Everyone was very keen to attack Labour at today’s Prime Minister’s Questions, particularly over Keir Starmer’s decision not to scrap the two-child benefit limit. Before the session, SNP staffers handed out ‘controls on family sizes’ mugs to journalists in the Commons press gallery, a reminder of Labour’s disastrous 2015 ‘controls on immigration’ mug. Then SNP leader Stephen Flynn, and later Pete Wishart, both called the policy ‘heinous’. Flynn even said Scottish children were used to living in poverty, which prompted some ironic shouts from MPs on the other side of the house: the SNP has the power to change benefits policies anyway, but hasn’t scrapped the two-child limit on the grounds of affordability (the same argument Labour is making). Tory MPs also brought the Labour row up, and Sunak joked with Flynn that people didn’t need to worry too much, given Starmer never keeps his promises anyway.

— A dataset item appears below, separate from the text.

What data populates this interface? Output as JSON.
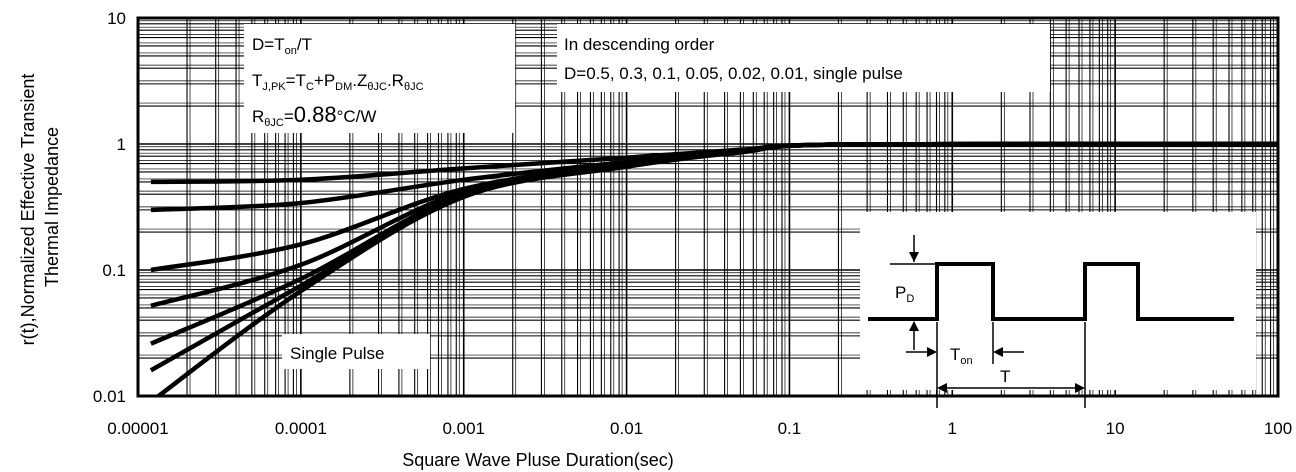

Tory MPs in particular were noisier than usual today, presumably partly because they were just relieved they didn’t need to relive last week’s dreadful session from Oliver Dowden. Sunak didn’t put in a vintage performance, resorting to some pre-prepared joked and attacks that didn’t really work. Starmer described one answer as ‘nonsense’, and then ridiculed Sunak for getting his age wrong: he is 60, not 61, as the Prime Minister (who is very pleased that he is younger than Starmer) claimed.
The main theme of the Labour leader’s questions was the NHS, and he opened with the growing waiting lists for treatment. Sunak blamed the recent rise on industrial action in the health service and tried to turn the question back to Starmer:
We put very clear plans in place to bring down waiting lists in urgent and emergency care and primary care, and ambulances and outpatients and electives, those plans were working. But we do need to end the industrial action, so I’d ask the honourable gentleman if he does care about bringing the waiting list down, does he agree with me that consultants and junior doctors should accept the pay deal that the government offered?
Starmer accused him of ‘dozens of gimmicks’ and broken promises, and moved onto the ‘40 new hospitals’ programme. This allowed him to make an attack related to the Uxbridge by-election tomorrow, which was on the states of Hillingdon Hospital. Sunak couldn’t blame industrial action for this, so instead he talked about the Conservatives’ preferred attack line on the Ulez policy, claiming Starmer wanted to charge people £12.50 every time they want to visit their GP.
Starmer was on better form than Sunak, who didn’t really have a cogent narrative for what the Tories are doing on the NHS, despite it being such a staple PMQs topic. Never mind: he doesn’t have another session until the autumn at the earliest, unless he can find ways of avoiding those too.